Use of PmagPy from within a Jupyter notebook#
Notebooks such as this one can be used to call PmagPy functions. They can be used to convert data from laboratory formats into the MagIC format and produce many of the plots and make the calculations required in paleomagnetic projects.
Data can be accessed either through a web browser or through the FIESTA API queries, the most direct of which connects a dataset to the DOI of the publication using Python code that is part of the PmagPy software package. Data can therefore be downloaded, unpacked, re-analyzed or imaged and then repackaged and uploaded back into a private workspace of the user. Jupyter notebooks can then be attached to a new publication and serve as important supplemental material for publication, making the data and the analysis thereof transparent and reproducible. We will illustrate the use of Jupyter notebooks in connection with FAIR data practices in the rock and paleomagnetic world.
Technical contributions#
Paleomagnetic data published on the MagIC website and linked to a DOI can be downloaded from the database using the FIESTA API.

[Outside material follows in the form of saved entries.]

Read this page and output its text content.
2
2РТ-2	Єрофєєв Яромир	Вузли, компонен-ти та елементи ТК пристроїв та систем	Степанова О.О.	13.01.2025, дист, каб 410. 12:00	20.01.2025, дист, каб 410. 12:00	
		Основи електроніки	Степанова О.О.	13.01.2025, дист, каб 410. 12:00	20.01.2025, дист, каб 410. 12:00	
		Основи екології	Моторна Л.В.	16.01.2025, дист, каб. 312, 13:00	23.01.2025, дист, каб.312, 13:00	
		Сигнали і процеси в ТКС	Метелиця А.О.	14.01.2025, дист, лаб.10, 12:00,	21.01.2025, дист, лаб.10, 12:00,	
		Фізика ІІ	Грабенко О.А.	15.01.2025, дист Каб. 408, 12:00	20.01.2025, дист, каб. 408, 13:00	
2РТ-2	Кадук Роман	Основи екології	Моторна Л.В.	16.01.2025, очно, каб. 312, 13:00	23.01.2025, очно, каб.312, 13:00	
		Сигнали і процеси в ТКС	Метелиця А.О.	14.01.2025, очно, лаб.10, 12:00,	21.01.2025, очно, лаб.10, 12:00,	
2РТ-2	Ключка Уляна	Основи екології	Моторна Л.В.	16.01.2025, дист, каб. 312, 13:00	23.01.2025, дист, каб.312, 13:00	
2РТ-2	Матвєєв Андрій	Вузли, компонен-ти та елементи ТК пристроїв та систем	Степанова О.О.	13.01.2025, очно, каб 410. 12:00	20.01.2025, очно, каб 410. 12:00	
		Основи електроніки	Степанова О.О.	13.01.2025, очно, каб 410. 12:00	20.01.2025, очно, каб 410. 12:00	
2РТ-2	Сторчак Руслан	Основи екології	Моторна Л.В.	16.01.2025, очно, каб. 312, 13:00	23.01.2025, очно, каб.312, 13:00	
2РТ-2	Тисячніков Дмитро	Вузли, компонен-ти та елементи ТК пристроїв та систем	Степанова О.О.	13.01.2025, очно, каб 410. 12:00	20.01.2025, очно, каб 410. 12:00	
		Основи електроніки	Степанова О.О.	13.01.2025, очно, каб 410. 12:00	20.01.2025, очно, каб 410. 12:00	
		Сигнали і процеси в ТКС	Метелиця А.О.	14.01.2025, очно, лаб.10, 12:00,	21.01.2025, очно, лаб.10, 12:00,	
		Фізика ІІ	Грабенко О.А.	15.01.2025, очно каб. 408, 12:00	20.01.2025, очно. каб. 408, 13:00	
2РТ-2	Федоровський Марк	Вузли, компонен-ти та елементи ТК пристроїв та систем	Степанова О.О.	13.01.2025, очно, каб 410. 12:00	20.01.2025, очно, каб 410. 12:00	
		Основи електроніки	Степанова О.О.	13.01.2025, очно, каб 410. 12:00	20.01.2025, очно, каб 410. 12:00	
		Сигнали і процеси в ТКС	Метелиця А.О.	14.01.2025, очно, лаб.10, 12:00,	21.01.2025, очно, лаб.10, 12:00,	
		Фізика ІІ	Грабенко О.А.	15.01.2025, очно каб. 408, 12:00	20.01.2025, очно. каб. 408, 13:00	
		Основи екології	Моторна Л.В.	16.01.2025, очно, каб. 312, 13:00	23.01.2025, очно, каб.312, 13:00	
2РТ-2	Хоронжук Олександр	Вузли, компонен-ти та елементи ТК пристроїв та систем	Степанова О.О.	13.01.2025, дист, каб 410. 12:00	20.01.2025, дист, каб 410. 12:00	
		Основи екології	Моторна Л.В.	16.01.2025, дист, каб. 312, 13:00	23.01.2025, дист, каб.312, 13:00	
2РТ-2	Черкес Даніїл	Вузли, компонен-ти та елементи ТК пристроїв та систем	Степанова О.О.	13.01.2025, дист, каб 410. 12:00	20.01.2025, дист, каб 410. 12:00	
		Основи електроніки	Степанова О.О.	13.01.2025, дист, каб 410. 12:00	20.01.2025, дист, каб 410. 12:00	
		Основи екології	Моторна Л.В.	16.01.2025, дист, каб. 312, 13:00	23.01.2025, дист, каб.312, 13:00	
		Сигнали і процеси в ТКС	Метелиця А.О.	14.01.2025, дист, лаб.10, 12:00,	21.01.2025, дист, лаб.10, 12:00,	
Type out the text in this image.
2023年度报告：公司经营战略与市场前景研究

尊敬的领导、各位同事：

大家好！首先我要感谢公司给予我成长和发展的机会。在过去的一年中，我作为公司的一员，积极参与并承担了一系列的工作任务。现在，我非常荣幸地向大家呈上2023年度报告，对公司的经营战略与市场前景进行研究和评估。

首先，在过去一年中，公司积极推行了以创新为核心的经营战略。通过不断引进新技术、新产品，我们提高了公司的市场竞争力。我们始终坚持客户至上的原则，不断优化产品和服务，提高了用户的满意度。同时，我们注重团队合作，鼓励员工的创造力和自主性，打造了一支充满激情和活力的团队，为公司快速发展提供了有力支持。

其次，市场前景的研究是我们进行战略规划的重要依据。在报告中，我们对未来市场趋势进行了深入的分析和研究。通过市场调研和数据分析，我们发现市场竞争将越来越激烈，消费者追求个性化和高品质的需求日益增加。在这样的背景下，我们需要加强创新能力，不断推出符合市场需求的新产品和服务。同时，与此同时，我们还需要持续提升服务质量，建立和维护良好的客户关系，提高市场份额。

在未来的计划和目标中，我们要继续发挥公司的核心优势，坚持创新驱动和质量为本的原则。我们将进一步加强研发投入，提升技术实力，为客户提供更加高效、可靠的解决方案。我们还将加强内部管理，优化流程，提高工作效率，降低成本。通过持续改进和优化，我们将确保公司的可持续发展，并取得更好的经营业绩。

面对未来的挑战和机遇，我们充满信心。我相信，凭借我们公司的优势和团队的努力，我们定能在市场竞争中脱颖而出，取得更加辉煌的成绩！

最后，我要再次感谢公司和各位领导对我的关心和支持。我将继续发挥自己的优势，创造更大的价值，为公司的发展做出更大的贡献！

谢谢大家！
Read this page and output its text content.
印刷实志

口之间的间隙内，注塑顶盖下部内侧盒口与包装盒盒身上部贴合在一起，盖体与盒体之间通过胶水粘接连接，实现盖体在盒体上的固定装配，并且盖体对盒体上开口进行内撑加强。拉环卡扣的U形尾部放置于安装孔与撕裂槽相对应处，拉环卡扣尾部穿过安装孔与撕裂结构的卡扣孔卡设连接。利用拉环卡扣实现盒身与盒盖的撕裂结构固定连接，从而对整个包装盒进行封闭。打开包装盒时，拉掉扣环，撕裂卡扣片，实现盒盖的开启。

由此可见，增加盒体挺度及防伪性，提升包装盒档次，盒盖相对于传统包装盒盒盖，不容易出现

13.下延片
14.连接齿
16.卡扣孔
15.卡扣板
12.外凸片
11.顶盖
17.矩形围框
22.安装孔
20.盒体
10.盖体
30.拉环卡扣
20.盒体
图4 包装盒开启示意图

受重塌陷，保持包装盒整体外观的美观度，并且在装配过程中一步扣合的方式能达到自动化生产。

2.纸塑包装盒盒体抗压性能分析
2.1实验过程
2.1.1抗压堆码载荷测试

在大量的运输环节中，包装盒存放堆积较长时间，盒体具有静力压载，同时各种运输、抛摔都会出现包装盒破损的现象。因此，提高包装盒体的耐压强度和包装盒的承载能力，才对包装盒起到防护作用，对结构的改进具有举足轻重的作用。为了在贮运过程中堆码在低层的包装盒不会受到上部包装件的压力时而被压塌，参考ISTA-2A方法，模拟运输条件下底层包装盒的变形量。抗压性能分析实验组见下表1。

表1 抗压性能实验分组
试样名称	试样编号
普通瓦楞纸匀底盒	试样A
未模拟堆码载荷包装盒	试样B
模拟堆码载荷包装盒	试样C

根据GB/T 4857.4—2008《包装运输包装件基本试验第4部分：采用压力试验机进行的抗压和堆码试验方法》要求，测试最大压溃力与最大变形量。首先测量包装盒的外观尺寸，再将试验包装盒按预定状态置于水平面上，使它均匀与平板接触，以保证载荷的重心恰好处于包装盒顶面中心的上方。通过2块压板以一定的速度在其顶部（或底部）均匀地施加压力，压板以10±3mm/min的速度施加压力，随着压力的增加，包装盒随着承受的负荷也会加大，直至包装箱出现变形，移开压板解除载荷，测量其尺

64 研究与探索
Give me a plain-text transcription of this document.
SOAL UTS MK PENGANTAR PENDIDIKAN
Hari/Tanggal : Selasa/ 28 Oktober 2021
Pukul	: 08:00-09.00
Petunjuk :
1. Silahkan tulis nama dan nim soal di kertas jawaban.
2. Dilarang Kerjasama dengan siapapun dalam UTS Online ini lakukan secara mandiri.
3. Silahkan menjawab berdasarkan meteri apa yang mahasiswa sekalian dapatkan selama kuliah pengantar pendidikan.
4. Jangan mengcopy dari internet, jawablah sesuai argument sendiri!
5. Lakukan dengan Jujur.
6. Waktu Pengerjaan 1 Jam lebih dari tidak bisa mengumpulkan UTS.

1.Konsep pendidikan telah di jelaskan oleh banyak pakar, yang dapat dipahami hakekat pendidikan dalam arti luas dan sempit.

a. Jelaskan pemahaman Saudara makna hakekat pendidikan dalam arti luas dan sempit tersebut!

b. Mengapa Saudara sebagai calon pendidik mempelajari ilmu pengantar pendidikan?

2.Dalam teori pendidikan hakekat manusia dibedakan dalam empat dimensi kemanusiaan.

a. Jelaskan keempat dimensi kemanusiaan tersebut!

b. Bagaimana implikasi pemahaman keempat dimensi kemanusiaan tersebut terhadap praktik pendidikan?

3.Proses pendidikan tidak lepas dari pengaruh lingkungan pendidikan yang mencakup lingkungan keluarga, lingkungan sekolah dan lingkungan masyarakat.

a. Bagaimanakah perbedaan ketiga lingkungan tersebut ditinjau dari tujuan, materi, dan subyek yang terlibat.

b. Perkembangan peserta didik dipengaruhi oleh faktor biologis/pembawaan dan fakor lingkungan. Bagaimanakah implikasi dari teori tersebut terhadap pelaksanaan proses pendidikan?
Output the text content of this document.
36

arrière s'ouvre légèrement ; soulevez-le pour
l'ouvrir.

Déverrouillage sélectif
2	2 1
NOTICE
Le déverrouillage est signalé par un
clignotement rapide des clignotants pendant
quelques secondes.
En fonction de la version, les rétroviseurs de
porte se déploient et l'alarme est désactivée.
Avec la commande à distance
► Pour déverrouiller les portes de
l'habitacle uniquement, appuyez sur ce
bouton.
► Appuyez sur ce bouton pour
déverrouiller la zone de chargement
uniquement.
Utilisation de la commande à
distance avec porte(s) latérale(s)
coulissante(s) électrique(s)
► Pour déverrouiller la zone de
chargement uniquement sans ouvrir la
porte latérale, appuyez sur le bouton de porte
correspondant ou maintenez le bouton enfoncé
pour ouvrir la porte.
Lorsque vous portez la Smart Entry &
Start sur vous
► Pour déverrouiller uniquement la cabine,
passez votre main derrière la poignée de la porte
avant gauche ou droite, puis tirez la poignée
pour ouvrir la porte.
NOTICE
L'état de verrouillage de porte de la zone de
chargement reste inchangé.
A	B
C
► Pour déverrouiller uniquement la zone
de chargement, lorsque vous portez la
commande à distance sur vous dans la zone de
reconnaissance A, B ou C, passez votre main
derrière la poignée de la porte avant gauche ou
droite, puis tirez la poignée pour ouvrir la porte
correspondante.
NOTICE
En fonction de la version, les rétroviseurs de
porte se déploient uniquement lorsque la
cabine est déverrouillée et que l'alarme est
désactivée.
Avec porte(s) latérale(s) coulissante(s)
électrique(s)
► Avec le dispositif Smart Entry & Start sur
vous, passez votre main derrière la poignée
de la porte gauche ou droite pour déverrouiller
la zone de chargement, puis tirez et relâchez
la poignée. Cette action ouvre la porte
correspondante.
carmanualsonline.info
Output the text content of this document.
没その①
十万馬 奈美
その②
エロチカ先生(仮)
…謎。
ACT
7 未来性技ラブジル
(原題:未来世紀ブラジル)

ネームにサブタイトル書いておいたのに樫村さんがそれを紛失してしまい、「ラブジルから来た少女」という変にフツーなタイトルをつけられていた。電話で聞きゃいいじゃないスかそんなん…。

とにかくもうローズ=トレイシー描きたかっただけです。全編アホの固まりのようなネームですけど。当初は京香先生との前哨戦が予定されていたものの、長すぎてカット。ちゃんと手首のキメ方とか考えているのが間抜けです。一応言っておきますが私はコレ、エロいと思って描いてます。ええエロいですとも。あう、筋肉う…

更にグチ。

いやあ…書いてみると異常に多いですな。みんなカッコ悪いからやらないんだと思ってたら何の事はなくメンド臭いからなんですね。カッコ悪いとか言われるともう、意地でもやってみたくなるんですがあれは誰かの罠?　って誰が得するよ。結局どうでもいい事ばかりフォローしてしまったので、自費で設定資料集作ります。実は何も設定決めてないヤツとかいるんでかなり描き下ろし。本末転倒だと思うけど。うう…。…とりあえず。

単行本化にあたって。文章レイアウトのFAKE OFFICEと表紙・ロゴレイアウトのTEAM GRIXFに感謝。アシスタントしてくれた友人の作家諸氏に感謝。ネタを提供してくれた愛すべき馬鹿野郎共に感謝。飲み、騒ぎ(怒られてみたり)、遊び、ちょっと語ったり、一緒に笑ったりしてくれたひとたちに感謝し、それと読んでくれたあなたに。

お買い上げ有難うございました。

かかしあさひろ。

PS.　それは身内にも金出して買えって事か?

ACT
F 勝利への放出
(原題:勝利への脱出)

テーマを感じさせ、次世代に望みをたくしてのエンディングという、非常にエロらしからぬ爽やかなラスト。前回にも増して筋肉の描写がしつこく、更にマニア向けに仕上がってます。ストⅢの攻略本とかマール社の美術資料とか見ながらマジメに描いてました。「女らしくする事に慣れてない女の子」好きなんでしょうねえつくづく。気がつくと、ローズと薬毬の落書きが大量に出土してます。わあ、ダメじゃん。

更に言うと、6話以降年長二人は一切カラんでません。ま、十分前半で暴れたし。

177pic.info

The PmagPy python software package imported in the notebook can be used to unpack and re-analyze data in the database to reproduce results, demonstrating the benefits of FAIR principles.
Methodology#
import useful Python modules
import the PmagPy software package
download a dataset from MagIC using the FIESTA API through PmagPy
re-analyze the data using PmagPy plotting and analysis functions
Results#
This notebook illustrates how open-source databases can be accessed and used to further the goals of open science.
Funding#
Award1 = {“agency”: “US National Science Foundation”, “award_code”: “1822336”, “award_URL”: “https://www.nsf.gov/awardsearch/showAward?AWD_ID=1822336”}
Award2 = {“agency”: “US National Science Foundation”, “award_code”: “2126298”, “award_URL”: “https://www.nsf.gov/awardsearch/showAward?AWD_ID=2126298”}
Keywords#
keywords=[“FAIR”, “Open Science”, “MagIC database”, “PmagPy software package”, “paleomagnetism”]
Citation#
Tauxe et al., 2022, Jupyter Notebooks as a bridge to the MagIC Database and Open Science, 2022 EarthCube Annual Meeting. Accessed XX/XX/XXXX at https://github.com/PmagPy/2022_Tauxe-et-al_MagIC-Database-and-Open-Science
Acknowledgements#
We thank members of the MagIC/FIESTA database team Nick Swanson-Hysell and Christeanne Santos for help in maintaining the PmagPy software package. We also thank EarthCube for providing support for the further development of PmagPy and MagIC under the umbrella of the FIESTA project, meant to expand database design beyond MagIC into other geoscience domains.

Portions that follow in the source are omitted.